— Те, которые только что ушли?
— Да. Царь Николай просил нас, правоверных, помочь ему бить германцев. Никто не хотел идти добровольно. Но аллах всемогущ… Теперь оставшиеся в живых аскеры возвращаются. Они требуют землю. Те пятеро — особенные ретивцы. Они себя зовут комбедовцами. Они уже отмеряли участки на моей земле… Пришел, думаю, демон Даджжаль! Разорит страны и станет царствовать этот трусливый шакал, вонючий, как гиена, злой, как гюрза. И забудут подвластные многоликому о судном дне. Но он будет! Придет Иса, и страшной будет борьба, а еще страшней ответ заблудших. О! Страшным будет тот великий день!

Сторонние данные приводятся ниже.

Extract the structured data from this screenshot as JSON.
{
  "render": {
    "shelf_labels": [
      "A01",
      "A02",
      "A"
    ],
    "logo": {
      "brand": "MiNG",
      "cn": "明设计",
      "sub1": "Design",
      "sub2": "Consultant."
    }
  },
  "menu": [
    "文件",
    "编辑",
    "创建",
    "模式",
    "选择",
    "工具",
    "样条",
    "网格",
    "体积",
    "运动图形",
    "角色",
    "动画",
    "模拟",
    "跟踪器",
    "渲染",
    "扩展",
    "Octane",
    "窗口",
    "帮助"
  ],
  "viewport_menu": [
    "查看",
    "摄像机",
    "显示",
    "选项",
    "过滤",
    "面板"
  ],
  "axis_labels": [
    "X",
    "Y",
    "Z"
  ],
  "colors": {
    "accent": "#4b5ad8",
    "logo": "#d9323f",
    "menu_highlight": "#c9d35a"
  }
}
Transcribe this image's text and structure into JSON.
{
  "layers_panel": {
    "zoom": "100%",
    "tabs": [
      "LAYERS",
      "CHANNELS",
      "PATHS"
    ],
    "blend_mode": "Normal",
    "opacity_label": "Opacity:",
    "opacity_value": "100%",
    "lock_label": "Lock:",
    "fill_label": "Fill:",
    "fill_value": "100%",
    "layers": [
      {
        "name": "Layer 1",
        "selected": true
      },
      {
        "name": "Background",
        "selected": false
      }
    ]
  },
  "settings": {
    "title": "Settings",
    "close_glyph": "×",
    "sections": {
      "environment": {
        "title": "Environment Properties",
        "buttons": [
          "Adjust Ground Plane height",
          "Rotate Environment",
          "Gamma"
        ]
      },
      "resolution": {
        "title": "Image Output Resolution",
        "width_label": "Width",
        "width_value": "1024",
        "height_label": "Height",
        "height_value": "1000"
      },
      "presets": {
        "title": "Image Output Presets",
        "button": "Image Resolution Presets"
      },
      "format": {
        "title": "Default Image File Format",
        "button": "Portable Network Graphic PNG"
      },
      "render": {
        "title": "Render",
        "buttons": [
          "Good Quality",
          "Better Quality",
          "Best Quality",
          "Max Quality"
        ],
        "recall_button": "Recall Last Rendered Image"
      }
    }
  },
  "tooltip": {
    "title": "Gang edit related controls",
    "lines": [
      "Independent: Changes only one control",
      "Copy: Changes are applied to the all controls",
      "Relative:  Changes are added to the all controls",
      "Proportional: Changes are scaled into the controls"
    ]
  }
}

— А есть ли смысл ждать тот день? Суд праведный можно вершить и нынче. Великий и справедливый суд! Логика такова: не останови сегодня, завтра и впрямь останется только ждать второго пришествия.
Мулла враз уловил мысль поручика, он сам уже не раз и не два думал над тем, как остепенить ретивцев, но пролить кровь единоверцев не решался, а проповеди с мимбара отлетали от них, как шала[14] от риса.
«Прав русский поручик. Сегодня они захватили часть моей земли, завтра потребуют право на воду, а потом откажутся платить мне долги!»
Но тоскливо сжалось сердце. Не халву к вечернему чаю предлагает поручик. Ведь, когда бьешь осла палкой, не забывай о его копытах…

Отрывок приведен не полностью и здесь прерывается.